The move came after Microsoft’s Digital Crimes Unit shared analysis that found a sharp increase in Simda infections around the world.

Interpol said in the first two months of 2015, 90,000 new infections were detected in the US alone. The Simda botnet had been seen in more than 190 countries, with the worst affected including the US, UK, Turkey, Canada and Russia.

Simda is a classic "pay-per-install" system whose operators generated income by selling access to the botnet to other criminals who used it to install their own malware.

Its primary functionalities are to re-route internet traffic and to distribute and install additional software packages or modules.

Over time it has been distributed through exploit kits, social engineering, spam mail, BlackHat SEO and mass SQL injection, but the most common infection vector was compromised websites using embedded or injected JavaScript, Microsoft said,

Interpol said Simda had been increasingly refined to exploit any vulnerability, with new and more difficult to detect versions being generated and distributed every few hours.
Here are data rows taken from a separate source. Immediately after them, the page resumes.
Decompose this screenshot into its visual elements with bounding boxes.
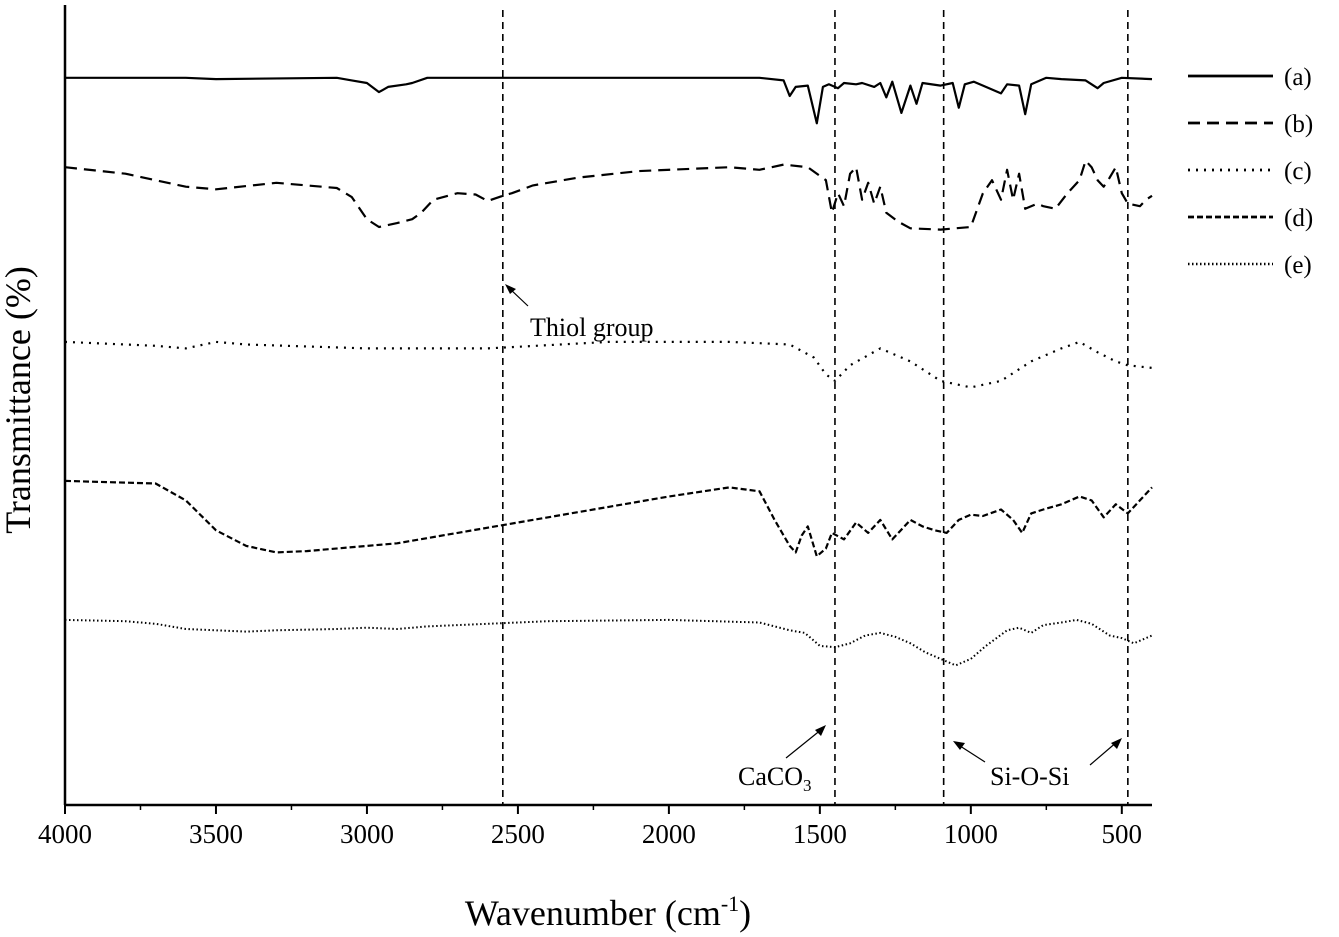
- series-line-2: [64, 159, 1153, 231]
- x-tick-label-500: 500: [1102, 819, 1143, 849]
- annotation-arrowhead-caco3: [815, 725, 826, 736]
- annotation-arrow-caco3: [785, 728, 823, 759]
- legend-label-2: (b): [1284, 111, 1313, 138]
- x-axis-tick-labels: 4000 3500 3000 2500 2000 1500 1000 500: [38, 819, 1142, 849]
- x-tick-label-2500: 2500: [491, 819, 545, 849]
- annotation-label-thiol: Thiol group: [530, 313, 654, 342]
- annotation-thiol-group: Thiol group: [505, 284, 654, 342]
- legend-label-4: (d): [1284, 205, 1313, 232]
- x-axis-title-superscript: -1: [721, 891, 739, 916]
- legend: (a) (b) (c) (d) (e): [1188, 64, 1313, 279]
- series-line-4: [64, 479, 1153, 558]
- x-tick-label-1500: 1500: [793, 819, 847, 849]
- y-axis-title: Transmittance (%): [0, 266, 38, 534]
- x-axis-title: Wavenumber (cm-1): [465, 891, 751, 933]
- series-line-5: [64, 618, 1153, 667]
- series-line-3: [64, 340, 1153, 389]
- annotation-arrowhead-si-left: [953, 741, 965, 750]
- legend-label-3: (c): [1284, 158, 1312, 185]
- x-tick-label-2000: 2000: [642, 819, 696, 849]
- legend-label-1: (a): [1284, 64, 1312, 91]
- annotation-label-caco3: CaCO3: [738, 762, 812, 795]
- annotation-si-o-si: Si-O-Si: [953, 738, 1122, 791]
- x-axis-ticks: [64, 805, 1123, 814]
- annotation-caco3: CaCO3: [738, 725, 826, 795]
- x-tick-label-3000: 3000: [340, 819, 394, 849]
- annotation-label-si-o-si: Si-O-Si: [990, 762, 1069, 791]
- x-tick-label-1000: 1000: [944, 819, 998, 849]
- reference-lines: [502, 10, 1129, 805]
- series-line-1: [65, 76, 1153, 125]
- annotation-arrowhead-thiol: [505, 284, 516, 294]
- x-tick-label-4000: 4000: [38, 819, 92, 849]
- annotation-arrowhead-si-right: [1111, 738, 1122, 749]
- legend-label-5: (e): [1284, 252, 1312, 279]
- x-tick-label-3500: 3500: [189, 819, 243, 849]
- spectra-series: [64, 76, 1153, 667]
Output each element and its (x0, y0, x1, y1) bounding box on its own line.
Microsoft said Simda had posed a "dynamic and elusive threat" since 2009 with functions ranging from a simple password stealer to a complex banking Trojan.

In a blog post, Kapersky's Vitaly Kamluk outlined the "hide and seek" nature of Simda, describing the bot as "mysterious because it rarely appears on our KSN radars despite compromising a large number of hosts every day."

Kapersky has launched a free service allowing users and admins to check whether their IP addresses are listed in a database of infected Simda hosts.